The cause of gastric ulceration after pyloric ligation is believed to be stress induced increase in gastric acid secretion and/or stasis of acid.[11] Neurogenic mechanisms have also been proposed to play role in the formation of gastric ulcers in pylorus ligation model.[15] Kitagawa et al,[16] reported decreased central norepinephrine levels in restraint stress models. Similarly, improvement in gastric function is shown to occur with increase in central norepinephrine levels.[17] A study by Bharaj et al,[18] in guinea pigs confirmed that reduction in levels of ascorbic acid in brain produces a simultaneous significant decline in central norepinephrine levels.

Ascorbic   acid   is one of the major constituents   of EO. Ascorbic acid, dehydroascorbic acid and glutathione have considerable influence in regulating the overall reducing status of the body. Moreover it is well known that vascular histamine content markedly increases in patients of peptic ulcer which is associated with decreased levels of glutathione and poor ascorbic acid content of adrenal glands.[19] Subramanian et al,[20] concluded that one of the functions of ascorbic acid is detoxification of excess of histamine in response to biochemical stress. It has also been reported that depletion of gastric glutathione is associated with a generation of gastric lesions in rats.[21] Also treatment with EO extract was found to cause significant induction in the levels of the glutathione content, and of antioxidant and detoxification enzymes in the liver of mice.[22] Bhattacharya et al,[23] reported that EO exerts its antioxidant action by increasing the concentrations of oxidative free radical scavenging enzymes in brain and thus decreasing lipid peroxidation.  Recently anti-ulcer activity of EO has been shown to be attributed to its antioxidant mechanism of action.[24] Thus it is likely that EO may exert its antiulcer activity by central and peripheral antioxidant mechanisms.

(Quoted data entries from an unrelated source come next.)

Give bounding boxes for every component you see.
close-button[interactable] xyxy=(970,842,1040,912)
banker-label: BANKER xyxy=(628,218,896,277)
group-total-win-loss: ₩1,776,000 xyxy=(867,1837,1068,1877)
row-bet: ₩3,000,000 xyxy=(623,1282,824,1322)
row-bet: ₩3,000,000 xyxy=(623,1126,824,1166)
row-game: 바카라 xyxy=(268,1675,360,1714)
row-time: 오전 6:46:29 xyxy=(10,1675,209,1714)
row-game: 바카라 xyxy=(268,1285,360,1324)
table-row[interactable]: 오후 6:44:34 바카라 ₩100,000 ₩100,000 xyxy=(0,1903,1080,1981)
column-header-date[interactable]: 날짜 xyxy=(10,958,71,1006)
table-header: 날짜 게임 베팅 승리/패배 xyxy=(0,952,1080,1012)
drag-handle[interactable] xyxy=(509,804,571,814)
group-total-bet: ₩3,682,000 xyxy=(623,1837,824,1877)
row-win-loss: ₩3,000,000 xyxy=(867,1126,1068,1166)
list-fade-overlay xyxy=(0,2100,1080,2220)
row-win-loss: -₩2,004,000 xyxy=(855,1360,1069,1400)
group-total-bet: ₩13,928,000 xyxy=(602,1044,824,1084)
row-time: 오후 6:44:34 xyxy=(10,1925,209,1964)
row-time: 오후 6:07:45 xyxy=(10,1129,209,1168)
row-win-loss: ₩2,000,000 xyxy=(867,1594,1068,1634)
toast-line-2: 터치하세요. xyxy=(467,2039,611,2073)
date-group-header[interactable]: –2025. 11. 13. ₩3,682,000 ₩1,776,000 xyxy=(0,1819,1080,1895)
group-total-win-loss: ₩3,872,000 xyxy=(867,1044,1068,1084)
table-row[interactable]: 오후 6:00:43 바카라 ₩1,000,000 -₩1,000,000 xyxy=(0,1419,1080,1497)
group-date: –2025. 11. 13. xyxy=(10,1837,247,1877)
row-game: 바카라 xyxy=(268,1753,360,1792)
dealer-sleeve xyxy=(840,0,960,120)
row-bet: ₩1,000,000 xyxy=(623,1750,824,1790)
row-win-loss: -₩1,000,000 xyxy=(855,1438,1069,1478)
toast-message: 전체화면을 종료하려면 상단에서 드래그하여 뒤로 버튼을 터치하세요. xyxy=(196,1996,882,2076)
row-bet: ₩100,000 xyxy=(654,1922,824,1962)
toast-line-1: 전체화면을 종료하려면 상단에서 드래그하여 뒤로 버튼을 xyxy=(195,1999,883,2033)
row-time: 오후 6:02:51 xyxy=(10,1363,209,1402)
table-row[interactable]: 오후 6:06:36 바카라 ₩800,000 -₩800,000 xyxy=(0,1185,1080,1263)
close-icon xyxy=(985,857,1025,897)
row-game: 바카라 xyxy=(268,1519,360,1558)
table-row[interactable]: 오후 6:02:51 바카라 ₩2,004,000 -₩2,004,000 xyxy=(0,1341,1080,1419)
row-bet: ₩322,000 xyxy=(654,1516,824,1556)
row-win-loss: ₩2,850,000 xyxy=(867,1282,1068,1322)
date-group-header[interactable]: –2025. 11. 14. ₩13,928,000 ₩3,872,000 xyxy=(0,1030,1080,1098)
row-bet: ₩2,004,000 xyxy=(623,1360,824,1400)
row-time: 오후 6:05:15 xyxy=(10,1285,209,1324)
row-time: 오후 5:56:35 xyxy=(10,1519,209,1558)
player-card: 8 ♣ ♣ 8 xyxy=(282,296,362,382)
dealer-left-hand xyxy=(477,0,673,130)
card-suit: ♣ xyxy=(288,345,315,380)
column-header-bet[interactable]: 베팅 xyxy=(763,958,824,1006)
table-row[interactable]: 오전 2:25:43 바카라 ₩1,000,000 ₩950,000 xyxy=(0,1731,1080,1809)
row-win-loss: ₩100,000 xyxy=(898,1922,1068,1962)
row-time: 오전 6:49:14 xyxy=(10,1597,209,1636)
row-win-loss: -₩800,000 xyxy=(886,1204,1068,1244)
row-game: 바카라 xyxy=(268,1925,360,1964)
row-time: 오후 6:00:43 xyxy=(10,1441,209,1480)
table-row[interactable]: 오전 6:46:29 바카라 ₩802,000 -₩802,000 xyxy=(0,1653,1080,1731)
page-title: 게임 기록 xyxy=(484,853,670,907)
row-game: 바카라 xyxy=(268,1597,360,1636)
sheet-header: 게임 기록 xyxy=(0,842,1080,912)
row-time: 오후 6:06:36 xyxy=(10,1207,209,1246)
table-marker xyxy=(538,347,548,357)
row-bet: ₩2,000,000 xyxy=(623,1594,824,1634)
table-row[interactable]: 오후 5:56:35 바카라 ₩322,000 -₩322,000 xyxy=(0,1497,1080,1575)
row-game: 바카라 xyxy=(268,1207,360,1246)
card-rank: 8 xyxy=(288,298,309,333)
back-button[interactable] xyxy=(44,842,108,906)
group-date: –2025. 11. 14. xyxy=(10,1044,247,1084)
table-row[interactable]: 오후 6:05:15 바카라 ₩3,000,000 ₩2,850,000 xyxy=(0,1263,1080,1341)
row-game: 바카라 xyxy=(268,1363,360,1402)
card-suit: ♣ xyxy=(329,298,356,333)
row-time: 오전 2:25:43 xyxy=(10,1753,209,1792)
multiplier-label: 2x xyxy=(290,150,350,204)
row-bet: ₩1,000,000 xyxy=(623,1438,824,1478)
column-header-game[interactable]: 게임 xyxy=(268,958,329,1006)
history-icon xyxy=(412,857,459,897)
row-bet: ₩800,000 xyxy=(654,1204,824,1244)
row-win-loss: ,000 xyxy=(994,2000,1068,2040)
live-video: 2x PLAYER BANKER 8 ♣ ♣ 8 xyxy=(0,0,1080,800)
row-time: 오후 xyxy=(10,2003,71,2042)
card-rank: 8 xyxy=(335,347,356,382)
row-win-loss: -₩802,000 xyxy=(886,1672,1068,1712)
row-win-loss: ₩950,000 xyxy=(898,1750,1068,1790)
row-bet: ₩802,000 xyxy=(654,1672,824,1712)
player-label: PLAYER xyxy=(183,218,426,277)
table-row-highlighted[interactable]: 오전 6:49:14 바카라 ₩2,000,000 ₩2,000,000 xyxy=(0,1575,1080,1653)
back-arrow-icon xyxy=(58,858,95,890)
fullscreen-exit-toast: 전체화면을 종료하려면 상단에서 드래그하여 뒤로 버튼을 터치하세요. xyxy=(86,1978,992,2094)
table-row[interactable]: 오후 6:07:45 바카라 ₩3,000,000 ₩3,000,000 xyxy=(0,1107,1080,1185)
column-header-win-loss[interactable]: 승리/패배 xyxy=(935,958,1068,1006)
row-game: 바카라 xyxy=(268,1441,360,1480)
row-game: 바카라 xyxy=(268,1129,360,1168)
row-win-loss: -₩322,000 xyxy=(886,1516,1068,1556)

Though accumulation of acid secretion is thought to be the major gastric insult, when weakened gastric mucosal defenses are also involved – total acid neutralization in pylorus ligated rats fails to prevent ulceration,[25] while strengthening the gastric mucosal defense has led to prevention of ulcer formation. As apparent in the results of the present study EO was observed to exert antiulcer effect without altering the gastric pH – implying that EO may be exerting this effect through improving gastric mucosal defense suggesting the novel cytoprotective activity of EO on gastric mucosal cells.[10] Role of flavanoids present in the EO fruit has been suggested to produce significant protection against various models of gastric ulcers in rats.[26-28]     

As the combination does not alter the gastric pH significantly, it thus provides an optimal milieu for the functioning of gastric digestive enzymes and also mediates the negative feedback loop controlled by gastric pH to inhibit gastric acid secretion. The above advantages are abolished due to an increase in gastric pH with therapeutic doses of famotidine or pantoprazole. Yeomans,[29] has also reported slightly increased risk of some enteric infections (mainly C. Jejuni) due to increased gastric pH. From the observations of our study, it is suggested that the enhancement of antiulcer effects of famotidine and pantoprazole by EO may be mediated through its antioxidant and cytoprotective properties.


Thus it is concluded that EO produced significant protective effect against gastric ulceration and also significantly enhanced the antiulcer effects of famotidine and pantoprazole without further significant alteration of pH and volume of gastric secretion. Thus, the above combination therapy offers better option for rationale management of peptic ulcer as compared to monotherapy with conventional agents as this would definitely reduce the incidence of side effects and numerous drug interactions associated with the conventional antiulcer agents while getting benefits from EO like its antioxidant property. Further detailed studies are required to confirm our above observations.